In consistent with findings of previous report (Jagtap et al., 2004), in present study administration of indomethacin leads to develop acute intestinal inflammation, manifested by a thickening of the bowel wall, mesenteric hemorrhage, mesentery adhesion and multiple mucosal ulcers of small intestine and colon. The MEO treatment showed reduced intensity of lesions without any evidence of necrosis and inflammatory reaction in both ileum and colon.
A significant increase in serum LDH level was observed in colitis induced animals is consistent with findings of earlier reported by Hager et al. (2007). The MEO treatment decreased serum LDH level in dose dependent manner.
The earlier reports suggest that, herbal plants like Boswellia serrata (Krieglstein et al., 2001) and polyherbal formulation containing Aegle marmeloes, Coriandrum sativum, Cyperus rotundus and Vetiveria zinzanioids (Jagtap et al., 2004) have shown the effect on indomethacin induced enterocolitis, due to its anti-inflammatory and antimicrobial property. It is well known that methanolic extract of MEO have shown antiinflammatory and antimicrobial property (Ahmad et al., 1998). This gives an idea that protective effect of methanolic extract on indomethacin induced enterocolitis may be due to its antiinflammatory and anti microbial property.
CONCLUSION
The present data suggest that the Emblica officinalis can protect indomethacin induced enterocolitis in rats and may be beneficial in patients with inflammatory bowel diseases.
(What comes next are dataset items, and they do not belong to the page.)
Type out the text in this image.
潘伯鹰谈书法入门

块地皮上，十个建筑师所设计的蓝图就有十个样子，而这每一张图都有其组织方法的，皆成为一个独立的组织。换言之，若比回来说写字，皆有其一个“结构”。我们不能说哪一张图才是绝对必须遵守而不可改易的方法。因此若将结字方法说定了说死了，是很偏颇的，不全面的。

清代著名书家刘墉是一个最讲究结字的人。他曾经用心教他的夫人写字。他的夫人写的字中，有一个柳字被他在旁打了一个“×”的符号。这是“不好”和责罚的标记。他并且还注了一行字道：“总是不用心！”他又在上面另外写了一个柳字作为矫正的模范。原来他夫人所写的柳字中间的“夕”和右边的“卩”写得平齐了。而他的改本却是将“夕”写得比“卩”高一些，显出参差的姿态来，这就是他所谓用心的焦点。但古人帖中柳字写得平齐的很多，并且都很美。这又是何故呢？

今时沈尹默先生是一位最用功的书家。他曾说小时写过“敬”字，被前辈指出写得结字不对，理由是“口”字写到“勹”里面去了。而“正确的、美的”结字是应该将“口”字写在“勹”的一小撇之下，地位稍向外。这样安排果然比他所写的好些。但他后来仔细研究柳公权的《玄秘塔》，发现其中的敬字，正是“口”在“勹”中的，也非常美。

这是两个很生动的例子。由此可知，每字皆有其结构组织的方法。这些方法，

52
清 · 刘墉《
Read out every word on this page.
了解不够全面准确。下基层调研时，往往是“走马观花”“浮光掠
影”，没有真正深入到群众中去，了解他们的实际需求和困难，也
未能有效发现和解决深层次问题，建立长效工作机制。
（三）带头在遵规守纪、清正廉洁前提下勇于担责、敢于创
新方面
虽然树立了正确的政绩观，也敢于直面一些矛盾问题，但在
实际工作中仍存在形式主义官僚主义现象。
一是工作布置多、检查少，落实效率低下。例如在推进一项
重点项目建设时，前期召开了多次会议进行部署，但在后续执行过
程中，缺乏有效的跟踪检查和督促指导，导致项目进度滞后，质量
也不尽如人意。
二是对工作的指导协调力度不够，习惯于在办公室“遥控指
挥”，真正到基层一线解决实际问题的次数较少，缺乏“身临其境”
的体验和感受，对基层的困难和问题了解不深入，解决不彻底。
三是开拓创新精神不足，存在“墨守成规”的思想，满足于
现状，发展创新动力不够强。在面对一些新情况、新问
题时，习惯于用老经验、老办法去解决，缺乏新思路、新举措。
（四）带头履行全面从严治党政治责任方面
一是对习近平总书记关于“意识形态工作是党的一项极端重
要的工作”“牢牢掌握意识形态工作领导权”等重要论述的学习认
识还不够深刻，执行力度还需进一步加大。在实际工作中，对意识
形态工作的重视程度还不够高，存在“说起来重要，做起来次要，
This protective effect may, at least in part, be due to their anti-inflammatory and/or antioxidant actions. However, more detailed studies are essential to identify exact mechanism of action. Suitable clinical examination is also necessary to confirm this activity in human disease.
ACKNOWLEDGMENT
The authors are thankful to Principal and management of K.L.Es College of Pharmacy Belgaum, for providing necessary facilities to carry out research study.